Structures & Buildings Allowances
Introduction
The Budget of 2018 announced the government will introduce a new Structures and Buildings Allowance (SBA) for new non-residential structures and buildings. This relief will be provided on eligible construction expenditure incurred on or after 29th October 2018 at an annual rate of 2% on a straight line basis. Increased to 3% from April 2020.
The SBA is designed to provide capital allowances for structures and buildings. This is seen as being a positive step because, although capital allowances are available for “plant and machinery” in buildings the more general construction costs were not eligible for tax relief.
The SBA is intended to stimulate investment in structures and buildings that are intended for commercial activity. Neither land or dwellings (residential property) will be eligible for relief, The relief will be provided on the original costs of construction and renovation across a fixed 50 year period, (reduced to 33 1/3 years from April 2020), regardless of ownership change.
SBA – Key Features
The following provides details of the key features of the new SBA:-
- relief will be given at a flat rate of two percent over a 50 year period
- relief will be available for new commercial structures and buildings, including costs for new conversions or renovations
- relief is available for UK and overseas structures and buildings, where the business is within the charge to UK tax
- relief will be limited to the costs of physically constructing the structure or building, including costs of demolition or land alterations necessary for construction, and direct costs required to bring the asset into existence
- relief is available for eligible expenditure incurred where the contracts for the physical construction works were entered into on or after 29th October 2018
- claims can only be made from when the structure or building comes into first use
- land costs or rights over land will not be eligible for relief, nor will the costs of obtaining planning permission
- the claimant must have an interest in the land on which the or building is constructed
- dwelling houses will not qualify, nor any part of a building used as a dwelling where the remainder of the building is commercial
- sale of the asset will not result in a balancing adjustment – instead the purchaser takes over the remainder of the allowances written down over the remaining part of the 50 year period
- expenditure on integral features and fittings of a structure or building that are currently available as expenditure plant and machinery will continue to qualify for writings down allowances (WDAs). This includes the Annual Investment Allowance (AIA)
- SBA expenditure will not qualify for AIA
- where a structure or building is renovated or converted so that it becomes a qualifying asset, the expenditure will qualify for a separate two percent relief over the next 50 years.
Example
Plumstone Hotels Ltd build a new extension to an existing hotel at a cost of £1m. All the work is completed in their tax year which runs from 1st April 2019 to 31st March 2020.
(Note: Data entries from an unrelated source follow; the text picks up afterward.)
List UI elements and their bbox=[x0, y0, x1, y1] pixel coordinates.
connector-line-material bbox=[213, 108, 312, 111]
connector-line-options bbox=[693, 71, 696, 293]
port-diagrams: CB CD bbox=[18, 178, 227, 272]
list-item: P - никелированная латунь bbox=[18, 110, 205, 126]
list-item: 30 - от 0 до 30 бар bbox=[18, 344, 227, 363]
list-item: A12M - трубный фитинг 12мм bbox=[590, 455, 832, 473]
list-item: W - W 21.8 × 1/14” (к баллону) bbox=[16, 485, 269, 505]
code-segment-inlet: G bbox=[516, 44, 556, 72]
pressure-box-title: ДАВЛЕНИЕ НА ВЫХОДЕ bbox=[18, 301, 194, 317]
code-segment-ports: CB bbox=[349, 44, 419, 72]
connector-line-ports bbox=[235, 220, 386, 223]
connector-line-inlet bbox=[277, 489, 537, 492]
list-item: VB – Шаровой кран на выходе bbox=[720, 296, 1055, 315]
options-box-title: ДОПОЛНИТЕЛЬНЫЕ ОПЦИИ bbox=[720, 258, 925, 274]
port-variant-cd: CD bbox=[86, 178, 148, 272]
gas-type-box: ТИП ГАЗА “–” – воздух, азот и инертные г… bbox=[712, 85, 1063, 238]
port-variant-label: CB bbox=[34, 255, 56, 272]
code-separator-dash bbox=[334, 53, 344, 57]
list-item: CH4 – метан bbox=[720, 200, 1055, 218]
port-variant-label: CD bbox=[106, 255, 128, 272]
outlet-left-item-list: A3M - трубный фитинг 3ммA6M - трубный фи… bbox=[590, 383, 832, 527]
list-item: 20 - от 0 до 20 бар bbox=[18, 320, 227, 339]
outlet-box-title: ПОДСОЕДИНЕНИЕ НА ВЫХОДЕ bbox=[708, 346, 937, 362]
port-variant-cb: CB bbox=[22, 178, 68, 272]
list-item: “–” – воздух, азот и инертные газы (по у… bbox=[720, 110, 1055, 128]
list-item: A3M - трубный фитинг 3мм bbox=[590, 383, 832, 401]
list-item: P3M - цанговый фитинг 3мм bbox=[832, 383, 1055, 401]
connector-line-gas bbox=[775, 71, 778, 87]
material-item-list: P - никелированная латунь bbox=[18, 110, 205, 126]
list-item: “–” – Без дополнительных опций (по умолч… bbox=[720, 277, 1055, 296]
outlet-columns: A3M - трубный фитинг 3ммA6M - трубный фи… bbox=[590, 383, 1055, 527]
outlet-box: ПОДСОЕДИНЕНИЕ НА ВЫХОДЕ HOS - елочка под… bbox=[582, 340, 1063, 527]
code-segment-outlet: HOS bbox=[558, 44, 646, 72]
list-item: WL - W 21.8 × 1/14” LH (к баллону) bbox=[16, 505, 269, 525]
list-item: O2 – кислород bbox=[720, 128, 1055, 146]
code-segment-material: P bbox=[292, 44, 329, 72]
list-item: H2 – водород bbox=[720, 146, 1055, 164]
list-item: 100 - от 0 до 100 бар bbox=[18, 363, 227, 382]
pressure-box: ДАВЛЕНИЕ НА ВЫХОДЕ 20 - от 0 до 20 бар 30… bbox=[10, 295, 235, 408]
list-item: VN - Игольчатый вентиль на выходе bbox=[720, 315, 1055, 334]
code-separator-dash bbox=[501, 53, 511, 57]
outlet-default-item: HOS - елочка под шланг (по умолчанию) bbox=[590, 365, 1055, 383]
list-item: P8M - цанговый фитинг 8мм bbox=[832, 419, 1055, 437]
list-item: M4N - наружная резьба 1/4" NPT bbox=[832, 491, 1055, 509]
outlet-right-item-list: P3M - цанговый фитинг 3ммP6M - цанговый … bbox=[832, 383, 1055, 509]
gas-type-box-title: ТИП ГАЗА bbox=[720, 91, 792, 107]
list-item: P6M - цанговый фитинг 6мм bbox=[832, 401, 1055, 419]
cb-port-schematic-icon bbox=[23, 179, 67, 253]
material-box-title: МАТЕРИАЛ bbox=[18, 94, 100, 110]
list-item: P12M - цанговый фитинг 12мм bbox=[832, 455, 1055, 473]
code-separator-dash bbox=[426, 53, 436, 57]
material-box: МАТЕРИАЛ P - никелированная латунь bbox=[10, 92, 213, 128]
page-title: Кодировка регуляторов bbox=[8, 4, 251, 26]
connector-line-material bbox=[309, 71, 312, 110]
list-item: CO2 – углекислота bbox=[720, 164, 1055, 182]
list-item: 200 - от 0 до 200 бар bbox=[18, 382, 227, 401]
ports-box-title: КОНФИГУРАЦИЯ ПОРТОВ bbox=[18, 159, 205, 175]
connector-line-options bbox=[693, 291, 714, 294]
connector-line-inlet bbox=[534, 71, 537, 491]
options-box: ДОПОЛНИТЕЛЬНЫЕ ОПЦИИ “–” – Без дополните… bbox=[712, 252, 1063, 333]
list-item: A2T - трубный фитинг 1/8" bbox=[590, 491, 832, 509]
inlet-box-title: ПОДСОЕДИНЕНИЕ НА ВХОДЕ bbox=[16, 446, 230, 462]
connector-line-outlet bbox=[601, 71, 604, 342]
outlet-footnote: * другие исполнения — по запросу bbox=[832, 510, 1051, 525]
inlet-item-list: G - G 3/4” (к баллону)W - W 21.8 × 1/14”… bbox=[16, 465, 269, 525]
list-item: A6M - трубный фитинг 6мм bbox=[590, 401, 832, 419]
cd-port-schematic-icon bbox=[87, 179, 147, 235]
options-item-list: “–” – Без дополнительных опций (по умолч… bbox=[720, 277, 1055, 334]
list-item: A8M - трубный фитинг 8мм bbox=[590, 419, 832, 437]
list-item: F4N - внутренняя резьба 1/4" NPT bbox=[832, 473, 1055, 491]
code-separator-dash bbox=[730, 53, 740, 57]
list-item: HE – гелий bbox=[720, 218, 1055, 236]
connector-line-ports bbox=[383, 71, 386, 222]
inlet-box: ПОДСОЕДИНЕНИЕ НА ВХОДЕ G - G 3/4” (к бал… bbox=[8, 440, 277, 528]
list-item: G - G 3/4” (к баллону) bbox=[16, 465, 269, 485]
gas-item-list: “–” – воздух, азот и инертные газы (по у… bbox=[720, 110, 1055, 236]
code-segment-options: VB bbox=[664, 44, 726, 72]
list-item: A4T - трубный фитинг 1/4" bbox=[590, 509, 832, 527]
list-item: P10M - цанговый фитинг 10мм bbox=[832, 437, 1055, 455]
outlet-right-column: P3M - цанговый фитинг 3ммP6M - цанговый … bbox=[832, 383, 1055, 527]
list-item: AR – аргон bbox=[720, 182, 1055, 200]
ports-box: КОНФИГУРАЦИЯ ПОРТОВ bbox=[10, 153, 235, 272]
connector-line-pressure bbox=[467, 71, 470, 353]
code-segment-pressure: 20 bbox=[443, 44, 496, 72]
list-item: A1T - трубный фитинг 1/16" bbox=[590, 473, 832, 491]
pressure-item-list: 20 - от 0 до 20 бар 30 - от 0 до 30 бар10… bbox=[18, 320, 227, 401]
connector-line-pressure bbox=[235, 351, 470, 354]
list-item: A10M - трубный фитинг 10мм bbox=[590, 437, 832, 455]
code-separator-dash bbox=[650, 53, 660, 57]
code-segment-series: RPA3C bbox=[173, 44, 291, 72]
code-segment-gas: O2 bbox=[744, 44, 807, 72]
An expert analysis of the the expenditure provides the following information:-
Plant & Machinery “Fixtures” (heating, electrics, sanitary ware etc, etc) £320,000. Balance of expenditure to SBAs equals £680,000
Therefore in the tax year when the work was completed the total allowances claimable would be the £320,000 for the P&M Fixtures (covered by the maximum £1m of Annual Investment Allowance) plus £13,600 of SBAs (i.e. £680,000 x 2%)
The above goes to illustrate the importance of making sure that the P&M “Fixtures” are claimed as priority as this will accelerate the tax relief to the business. This is because SBAs do not qualify for the Annual Investment Allowance and therefore any potential tax relief, although always welcome, will be received over a longer time period.
Conclusions
The Government are including powers to introduce the SBA in the Finance Bill 2018-2019. Therefore the statutory instrument for the SBA will be made after Royal Assent of the Finance Bill 2018-2019.
We welcome any additional tax incentive provided for our clients. However, we do question, given the rate at which this tax relief will be realised, if it will actually stimulate the market to any great extent. To us it highlights the priority is to claim capital allowances on “plant & machinery fixtures” where the tax relief can be realised more quickly through the application of the the Writing Down Allowances and the Annual Investment Allowance. This is especially true as the Annual Investment Allowance is being raised to £1m as from the 1st January 2019 for a period of two years.